Коридор вел чуть под уклон, плавно сворачивал то в одну, то в другую сторону. Покатый пол, казалось, сам толкал вперед. Почти физически ощущалась гнетущая теснота каменного мешка. Но вот за поворотом что-то засерело, и в леденящей мгле подземелья вдруг дохнуло теплой влагой. Стало просторно. Потолок ушел в полутемную вышину и исчез. Коридор вывел к естественному разлому, вытянутому в узкую пустоту пещеры, по которой, точно по руслу реки, свободно мчался поток чистого теплого воздуха. Сверху слабо струился рассеянный дневной свет, с трудом пробивавшийся сюда сквозь щели, затерянные где-нибудь на склоне горы.

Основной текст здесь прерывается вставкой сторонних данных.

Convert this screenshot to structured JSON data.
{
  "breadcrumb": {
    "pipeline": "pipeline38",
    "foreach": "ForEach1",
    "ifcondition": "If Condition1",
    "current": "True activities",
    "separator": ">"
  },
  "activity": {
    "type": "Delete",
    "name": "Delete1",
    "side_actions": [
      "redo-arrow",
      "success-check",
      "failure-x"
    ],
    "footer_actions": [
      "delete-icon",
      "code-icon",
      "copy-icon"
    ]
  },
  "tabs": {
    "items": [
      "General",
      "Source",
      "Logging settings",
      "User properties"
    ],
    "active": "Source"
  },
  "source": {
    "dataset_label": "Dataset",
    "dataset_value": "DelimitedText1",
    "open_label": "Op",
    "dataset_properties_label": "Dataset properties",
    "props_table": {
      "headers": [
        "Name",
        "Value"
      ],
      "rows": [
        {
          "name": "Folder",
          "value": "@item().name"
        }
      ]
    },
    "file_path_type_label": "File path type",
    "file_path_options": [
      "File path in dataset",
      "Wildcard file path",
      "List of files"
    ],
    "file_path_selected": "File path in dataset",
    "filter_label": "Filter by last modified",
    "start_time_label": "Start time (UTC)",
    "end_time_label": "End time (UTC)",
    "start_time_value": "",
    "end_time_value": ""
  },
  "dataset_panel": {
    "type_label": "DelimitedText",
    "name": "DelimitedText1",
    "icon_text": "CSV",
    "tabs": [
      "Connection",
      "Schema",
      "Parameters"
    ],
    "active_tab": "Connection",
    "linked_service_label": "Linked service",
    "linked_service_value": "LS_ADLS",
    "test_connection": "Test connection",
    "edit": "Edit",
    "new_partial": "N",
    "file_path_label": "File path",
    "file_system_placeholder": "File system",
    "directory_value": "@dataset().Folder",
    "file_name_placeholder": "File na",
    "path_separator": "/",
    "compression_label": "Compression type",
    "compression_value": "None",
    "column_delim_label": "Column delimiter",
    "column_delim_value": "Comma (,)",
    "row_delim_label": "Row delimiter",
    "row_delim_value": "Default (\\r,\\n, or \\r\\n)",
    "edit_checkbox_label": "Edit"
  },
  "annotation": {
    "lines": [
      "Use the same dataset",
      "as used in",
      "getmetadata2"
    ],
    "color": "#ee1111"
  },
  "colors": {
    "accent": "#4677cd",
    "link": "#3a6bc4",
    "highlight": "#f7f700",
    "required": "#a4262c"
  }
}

Королевский посол и его вожатый прошли по длинному, точно ущелье, разлому, легко двигаясь по каменистой тропе, и неожиданно очутились на берегу подземного озера, охваченного куполом громадной пещеры. Само озеро было невелико. От воды поднимался легкий пар, и над неподвижной гладью, точно причал в торговом порту, возвышалась ровная каменная терраса. Она шла по-над берегом, местами нависая над водой, местами распадаясь на широкие ступени, которые уходили прямо вглубь озера.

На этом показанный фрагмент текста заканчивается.